Die Zehn Gebote seien in den ersten Jahrhunderten der Verschriftlichung lange nicht so in Stein gemeißelt gewesen wie vermutet, erklärte der Münsteraner Bibelforscher Cornelis de Vos in einer verbreiteten Mitteilung des Exzellenzclusters "Religion und Politik" an der Universität Münster. "Gruppen von Juden und Christen veränderten sie zuweilen." So habe etwa die eine Gruppe das Tötungsverbot verschärft, eine andere das Ehebruchverbot um sexualethische Normen erweitert.
Zahlreiche antike jüdische, christliche und heidnische Schriftsteller hätten wie viele ihrer Zeitgenossen die Begierde als Wurzel allen Übels gesehen und "eine gewisse Abneigung gegen Sexualität" gehegt, erklärte der Forscher, der eine Untersuchung sämtlicher überlieferter jüdischer und christlicher Texte aus der Frühzeit der Zehn Gebote veröffentlicht hat. "Die Texte fügten eine Reihe sexueller Praktiken hinzu, die als verwerflich galten und verboten werden sollten: Hurerei, Knabenschänderei, Homosexualität, Abtreibung oder das Töten von Neugeborenen aus Mangel an Verhütungsmitteln."

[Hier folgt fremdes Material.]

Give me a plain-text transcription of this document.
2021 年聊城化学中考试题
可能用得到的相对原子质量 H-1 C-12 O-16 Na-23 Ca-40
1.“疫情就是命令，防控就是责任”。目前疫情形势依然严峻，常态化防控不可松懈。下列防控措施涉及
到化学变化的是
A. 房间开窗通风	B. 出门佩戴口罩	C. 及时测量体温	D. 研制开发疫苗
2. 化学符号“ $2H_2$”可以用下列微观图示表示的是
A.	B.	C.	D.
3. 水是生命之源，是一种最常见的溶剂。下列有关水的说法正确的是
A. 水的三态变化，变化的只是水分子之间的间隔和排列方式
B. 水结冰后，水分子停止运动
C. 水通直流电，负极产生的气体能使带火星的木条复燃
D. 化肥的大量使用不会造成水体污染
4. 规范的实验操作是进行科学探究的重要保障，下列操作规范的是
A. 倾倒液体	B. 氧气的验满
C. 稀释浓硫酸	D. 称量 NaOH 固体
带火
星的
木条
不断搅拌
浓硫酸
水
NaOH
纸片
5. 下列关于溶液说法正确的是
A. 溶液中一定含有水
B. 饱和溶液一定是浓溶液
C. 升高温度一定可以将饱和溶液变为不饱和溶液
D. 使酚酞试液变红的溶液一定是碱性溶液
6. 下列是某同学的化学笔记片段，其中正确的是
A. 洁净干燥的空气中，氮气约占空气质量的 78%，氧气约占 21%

Die samaritanischen Juden hätten beispielsweise Einfügungen direkt am Originaltext vorgenommen, erläuterte Forscher. Sie hätten die Zehn Gebote der Tora zunächst zu neun verdichtet. Vermutlich gegen Ende des zweiten Jahrhunderts vor Christus hätten sie ein neues zehntes Gebot hinzugefügt. Damit hätten sie den Bau eines Heiligtums auf dem Berg Garizim in Samaria in Konkurrenz zum jüdischen Tempel in Jerusalem legitimieren wollen. Das sei eine bewusste Abgrenzung von der Mehrheit der Juden gewesen.
Die Zehn Gebote sind eine Reihe von Geboten und Verboten des Gottes Israels in der Hebräischen Bibel in Form von direkter Rede Gottes an sein Volk. Dort stehen sie an zwei Stellen in leicht unterschiedlicher Version (2. Mose 20 und 5. Mose 5). Die Gebote des Dekalogs wurden vermutlich über mehrere Jahrhunderte mündlich überliefert, bevor sie aufgeschrieben wurden.
In seiner Studie habe de Vos sämtliche jüdische und christliche Quellen von etwa 300 vor Christus bis 200 nach Christus untersucht, die auf den Dekalog zurückgriffen, erklärte die Universität. Die Untersuchung ist unter dem Titel "Rezeption und Wirkung des Dekalogs in jüdischen und christlichen Schriften bis 200 n. Chr." im Verlag Brill in Leiden und Boston erschienen.
Dieser Text wurde erstmalig am 4. November 2016 auf evangelisch.de veröffentlicht.